Il pubblico ministero titolare dell’inchiesta sul crac di Veneto Banca, Massimo De Bortoli, ha richiesto il rinvio a giudizio per l’ex amministratore delegato Vincenzo Consoli per i reati di aggiotaggio, ostacolo alla vigilanza e falso in prospetto. Nell’indagine erano coinvolti oltre a Consoli anche l’ex presidente dell’istituto di credito, Flavio Trinca, il condirettore Mosè Faggiani, e il responsabile dell’amministrazione centrale, Stefano Bertolo. Per loro il Pm ha chiesto invece l’archiviazione, spiegando di non disporre di elementi sufficienti a reggere in giudizio le contestazioni nei loro confronti.

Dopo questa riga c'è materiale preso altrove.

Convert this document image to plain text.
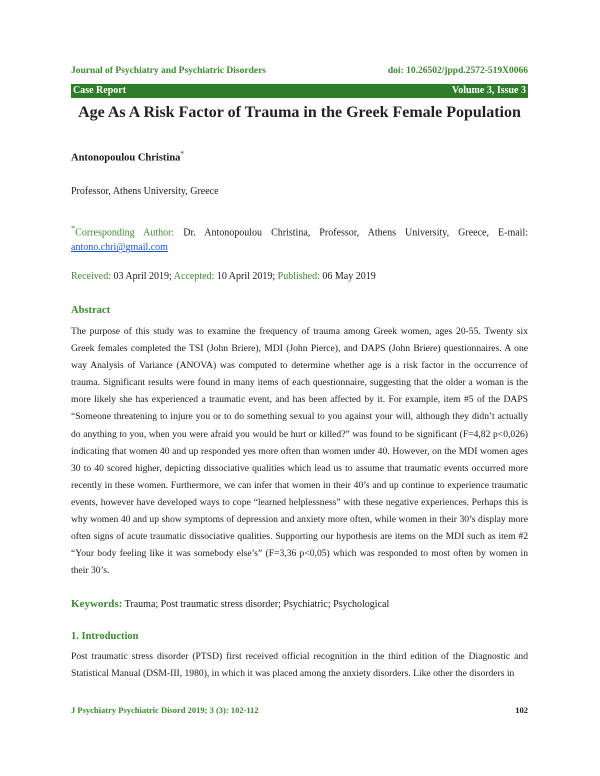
Journal of Psychiatry and Psychiatric Disorders	doi: 10.26502/jppd.2572-519X0066
Case Report	Volume 3, Issue 3
Age As A Risk Factor of Trauma in the Greek Female Population
Antonopoulou Christina*
Professor, Athens University, Greece
*Corresponding Author: Dr. Antonopoulou Christina, Professor, Athens University, Greece, E-mail: antono.chri@gmail.com
Received: 03 April 2019; Accepted: 10 April 2019; Published: 06 May 2019
Abstract

The purpose of this study was to examine the frequency of trauma among Greek women, ages 20-55. Twenty six Greek females completed the TSI (John Briere), MDI (John Pierce), and DAPS (John Briere) questionnaires. A one way Analysis of Variance (ANOVA) was computed to determine whether age is a risk factor in the occurrence of trauma. Significant results were found in many items of each questionnaire, suggesting that the older a woman is the more likely she has experienced a traumatic event, and has been affected by it. For example, item #5 of the DAPS “Someone threatening to injure you or to do something sexual to you against your will, although they didn’t actually do anything to you, when you were afraid you would be hurt or killed?” was found to be significant (F=4,82 p<0,026) indicating that women 40 and up responded yes more often than women under 40. However, on the MDI women ages 30 to 40 scored higher, depicting dissociative qualities which lead us to assume that traumatic events occurred more recently in these women. Furthermore, we can infer that women in their 40’s and up continue to experience traumatic events, however have developed ways to cope “learned helplessness” with these negative experiences. Perhaps this is why women 40 and up show symptoms of depression and anxiety more often, while women in their 30’s display more often signs of acute traumatic dissociative qualities. Supporting our hypothesis are items on the MDI such as item #2 “Your body feeling like it was somebody else’s” (F=3,36 p<0,05) which was responded to most often by women in their 30’s.

Keywords: Trauma; Post traumatic stress disorder; Psychiatric; Psychological
1. Introduction

Post traumatic stress disorder (PTSD) first received official recognition in the third edition of the Diagnostic and Statistical Manual (DSM-III, 1980), in which it was placed among the anxiety disorders. Like other the disorders in

J Psychiatry Psychiatric Disord 2019; 3 (3): 102-112	102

Se il gip accoglierà le richieste, il primo processo sul crac dell’istituto di Montebelluna, scaturito dall’inchiesta ereditata da Roma (con 11 indagati, ridotti a 4 in sede di chiusura indagini) avrà come unico protagonista l’ex Ad. Colui che, secondo De Bortoli, «gestiva la banca come fosse una cosa sua. Ogni cosa veniva decisa da lui e chi non si atteneva alle sue decisioni veniva sostituito». Consoli è accusato di aver comunicato a Bankitalia, tra il 2012 e il 2013, un patrimonio gonfiato, perché dai 2,3 miliardi dichiarati dovevano essere tolti 430 milioni di azioni baciate, 131 di accantonamenti su rischi aggiuntivi e ulteriori perdite su crediti per 1,1 miliardi, oltre a 600 milioni di euro in più di crediti in sofferenza. Se contabilizzati, il patrimonio da 2,3 miliardi sarebbe sceso a 613 milioni.
«Valutare estranei ai fatti dei dirigenti apicali dell’Istituto è un’ammissione dell’insussistenza del reato anche per il mio assistito», ha commentato l’avvocato di Consoli, Ermenegildo Costabile.

Intanto altri filoni d’indagine viaggiano su binari paralleli all’inchiesta madre. Un fascicolo è aperto per bancarotta, oltre a quello che ipotizza i reati di truffa e falso in bilancio a carico dei vertici della banca e di alcuni direttori di filiale, filone in cui sono già 3.500 le parti lese.